Murilo Cadina

Personal information
- Full name: Murilo Vinicius Leite Cadina
- Date of birth: 27 January 1997 (age 28)
- Place of birth: Sorocaba, Brazil
- Height: 1.73 m (5 ft 8 in)
- Position(s): Defensive midfielder

Team information
- Current team: Manchego

Youth career
- 2012–2016: Santos
- 2016–2017: Palmeiras

Senior career*
- Years: Team / Apps / (Gls)
- 2018: Barretos / 0 / (0)
- 2019: Lviv / 7 / (0)
- 2019: Ergotelis / 0 / (0)
- 2021–: Manchego / 7 / (0)

= Murilo Cadina =

Brazilian footballer

Murilo Vinicius Leite Cadina (born 27 January 1997) is a Brazilian footballer who plays as a defensive midfielder for Spanish club CD Manchego Ciudad Real.

==Club career==
Born in Sorocaba, São Paulo, Cadina started his career with Santos' youth setup. On 11 March 2016, he signed a two-year deal with Palmeiras. After spending nearly two years in Palmeiras' under-20 squad, Cadina was announced at Barretos on 28 February 2018. However, he only featured once as an unused substitute before leaving the club.

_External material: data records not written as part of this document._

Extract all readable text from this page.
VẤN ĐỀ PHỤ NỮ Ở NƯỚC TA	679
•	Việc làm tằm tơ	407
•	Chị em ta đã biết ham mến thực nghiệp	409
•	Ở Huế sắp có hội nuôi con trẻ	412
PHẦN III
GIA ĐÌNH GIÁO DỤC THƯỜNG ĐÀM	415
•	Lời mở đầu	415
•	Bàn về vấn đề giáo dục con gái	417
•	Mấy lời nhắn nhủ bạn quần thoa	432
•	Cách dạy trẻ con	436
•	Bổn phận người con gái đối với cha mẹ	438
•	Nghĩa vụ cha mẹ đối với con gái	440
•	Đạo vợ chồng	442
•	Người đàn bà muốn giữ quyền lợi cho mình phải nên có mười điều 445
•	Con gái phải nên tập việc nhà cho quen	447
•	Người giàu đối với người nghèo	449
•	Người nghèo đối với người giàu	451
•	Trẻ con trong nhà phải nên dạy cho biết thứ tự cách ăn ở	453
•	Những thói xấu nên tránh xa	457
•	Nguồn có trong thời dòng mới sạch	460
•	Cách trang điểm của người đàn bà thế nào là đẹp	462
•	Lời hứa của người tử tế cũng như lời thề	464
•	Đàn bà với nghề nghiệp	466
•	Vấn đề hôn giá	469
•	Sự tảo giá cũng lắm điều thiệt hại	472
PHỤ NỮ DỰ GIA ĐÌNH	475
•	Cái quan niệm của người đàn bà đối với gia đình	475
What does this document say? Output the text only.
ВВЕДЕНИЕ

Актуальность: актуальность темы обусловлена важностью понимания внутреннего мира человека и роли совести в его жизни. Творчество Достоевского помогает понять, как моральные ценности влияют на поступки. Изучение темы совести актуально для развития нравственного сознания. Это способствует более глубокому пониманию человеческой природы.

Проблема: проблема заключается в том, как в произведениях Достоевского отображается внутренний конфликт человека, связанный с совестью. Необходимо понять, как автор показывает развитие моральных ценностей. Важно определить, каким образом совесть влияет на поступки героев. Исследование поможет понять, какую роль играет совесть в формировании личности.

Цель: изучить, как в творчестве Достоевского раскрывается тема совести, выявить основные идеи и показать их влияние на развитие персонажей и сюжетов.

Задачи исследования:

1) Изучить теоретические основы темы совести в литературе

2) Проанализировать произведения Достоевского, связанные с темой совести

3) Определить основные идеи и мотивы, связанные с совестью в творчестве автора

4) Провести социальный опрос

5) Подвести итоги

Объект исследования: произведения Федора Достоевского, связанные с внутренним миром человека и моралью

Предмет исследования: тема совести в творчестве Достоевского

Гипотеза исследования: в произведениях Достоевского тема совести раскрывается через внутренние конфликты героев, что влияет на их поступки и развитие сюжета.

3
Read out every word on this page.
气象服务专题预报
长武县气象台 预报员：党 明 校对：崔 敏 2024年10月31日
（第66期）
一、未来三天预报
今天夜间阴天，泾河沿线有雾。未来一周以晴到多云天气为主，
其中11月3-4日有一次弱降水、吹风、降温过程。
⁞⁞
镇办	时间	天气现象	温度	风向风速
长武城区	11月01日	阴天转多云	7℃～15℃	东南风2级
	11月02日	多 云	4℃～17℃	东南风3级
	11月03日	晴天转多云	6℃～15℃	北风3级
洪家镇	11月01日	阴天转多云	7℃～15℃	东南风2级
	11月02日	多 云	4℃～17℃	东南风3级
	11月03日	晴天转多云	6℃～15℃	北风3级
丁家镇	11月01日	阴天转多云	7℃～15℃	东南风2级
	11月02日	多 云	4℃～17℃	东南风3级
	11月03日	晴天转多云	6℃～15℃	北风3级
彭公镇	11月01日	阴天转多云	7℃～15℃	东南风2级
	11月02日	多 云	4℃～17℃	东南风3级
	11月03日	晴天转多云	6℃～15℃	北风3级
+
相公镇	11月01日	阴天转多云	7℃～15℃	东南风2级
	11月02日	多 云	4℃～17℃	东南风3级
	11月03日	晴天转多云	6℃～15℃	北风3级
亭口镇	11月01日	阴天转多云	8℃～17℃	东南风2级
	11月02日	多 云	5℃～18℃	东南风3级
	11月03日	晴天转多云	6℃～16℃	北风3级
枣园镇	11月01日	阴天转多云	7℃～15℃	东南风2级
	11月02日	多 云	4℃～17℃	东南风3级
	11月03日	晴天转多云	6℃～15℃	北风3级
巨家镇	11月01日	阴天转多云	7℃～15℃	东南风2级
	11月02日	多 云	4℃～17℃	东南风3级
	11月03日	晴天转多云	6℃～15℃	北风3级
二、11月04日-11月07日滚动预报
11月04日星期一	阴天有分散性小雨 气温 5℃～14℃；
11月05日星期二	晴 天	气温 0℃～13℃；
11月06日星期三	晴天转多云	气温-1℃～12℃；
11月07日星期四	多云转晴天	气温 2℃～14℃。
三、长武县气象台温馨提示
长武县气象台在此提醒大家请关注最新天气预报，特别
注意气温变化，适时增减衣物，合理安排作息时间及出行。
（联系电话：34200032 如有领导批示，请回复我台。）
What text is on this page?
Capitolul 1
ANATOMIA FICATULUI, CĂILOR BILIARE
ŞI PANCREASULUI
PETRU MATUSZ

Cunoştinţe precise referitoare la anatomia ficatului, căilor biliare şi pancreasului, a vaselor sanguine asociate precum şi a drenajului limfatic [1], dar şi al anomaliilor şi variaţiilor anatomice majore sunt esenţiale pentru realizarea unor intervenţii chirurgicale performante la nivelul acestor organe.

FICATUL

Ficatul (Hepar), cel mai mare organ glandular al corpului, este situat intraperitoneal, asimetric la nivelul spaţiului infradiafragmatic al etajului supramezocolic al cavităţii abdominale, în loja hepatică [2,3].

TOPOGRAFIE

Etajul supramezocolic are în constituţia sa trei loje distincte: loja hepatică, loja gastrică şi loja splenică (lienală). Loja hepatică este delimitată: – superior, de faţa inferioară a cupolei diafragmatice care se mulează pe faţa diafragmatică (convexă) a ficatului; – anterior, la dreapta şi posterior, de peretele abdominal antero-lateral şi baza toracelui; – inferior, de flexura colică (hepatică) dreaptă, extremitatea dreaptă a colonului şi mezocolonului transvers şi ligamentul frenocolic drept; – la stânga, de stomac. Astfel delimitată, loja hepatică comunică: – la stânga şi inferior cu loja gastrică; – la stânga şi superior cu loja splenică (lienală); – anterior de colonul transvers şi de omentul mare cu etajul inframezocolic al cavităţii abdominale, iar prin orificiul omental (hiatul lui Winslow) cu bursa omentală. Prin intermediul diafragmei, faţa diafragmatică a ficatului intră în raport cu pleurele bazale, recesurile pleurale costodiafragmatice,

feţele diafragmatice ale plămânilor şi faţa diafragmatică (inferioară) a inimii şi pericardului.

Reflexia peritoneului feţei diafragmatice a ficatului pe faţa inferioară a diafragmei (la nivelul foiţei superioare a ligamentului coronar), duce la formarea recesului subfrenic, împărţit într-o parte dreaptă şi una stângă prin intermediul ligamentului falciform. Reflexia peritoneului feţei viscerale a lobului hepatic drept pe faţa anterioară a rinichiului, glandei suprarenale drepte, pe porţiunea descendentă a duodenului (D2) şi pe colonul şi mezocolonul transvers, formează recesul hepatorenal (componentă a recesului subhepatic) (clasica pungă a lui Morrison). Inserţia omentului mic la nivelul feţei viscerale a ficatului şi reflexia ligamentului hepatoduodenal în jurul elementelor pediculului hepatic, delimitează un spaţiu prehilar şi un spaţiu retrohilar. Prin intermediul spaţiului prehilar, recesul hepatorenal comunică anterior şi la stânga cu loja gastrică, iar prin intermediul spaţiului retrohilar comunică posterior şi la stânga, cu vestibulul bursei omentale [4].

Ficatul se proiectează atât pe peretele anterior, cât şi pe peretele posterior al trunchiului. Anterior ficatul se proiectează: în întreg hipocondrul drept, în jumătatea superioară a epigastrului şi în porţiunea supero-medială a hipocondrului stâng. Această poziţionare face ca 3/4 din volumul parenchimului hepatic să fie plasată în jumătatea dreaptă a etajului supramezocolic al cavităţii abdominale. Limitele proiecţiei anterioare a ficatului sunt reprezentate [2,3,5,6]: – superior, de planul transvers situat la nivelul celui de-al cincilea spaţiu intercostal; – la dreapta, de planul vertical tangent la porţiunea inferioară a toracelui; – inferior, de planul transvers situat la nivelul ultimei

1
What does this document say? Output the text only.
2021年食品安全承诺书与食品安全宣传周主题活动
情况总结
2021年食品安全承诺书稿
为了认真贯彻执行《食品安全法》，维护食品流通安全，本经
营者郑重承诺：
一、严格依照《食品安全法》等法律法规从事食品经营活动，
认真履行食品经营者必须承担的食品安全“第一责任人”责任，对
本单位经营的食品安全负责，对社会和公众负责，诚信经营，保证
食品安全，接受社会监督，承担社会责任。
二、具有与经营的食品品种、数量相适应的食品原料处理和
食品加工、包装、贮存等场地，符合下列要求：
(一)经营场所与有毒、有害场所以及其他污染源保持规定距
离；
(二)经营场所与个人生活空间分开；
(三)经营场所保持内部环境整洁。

On 20 February 2019, Cadina moved abroad and signed a four-year contract with FC Lviv. He made his Ukrainian Premier League debut three days later, in a game against FC Chornomorets Odesa. He eventually terminated his contract with the club in the summer of 2019, in order to sign a three-year deal with Greek Super League 2 side Ergotelis in July 2019. His contract was however terminated during pre-season.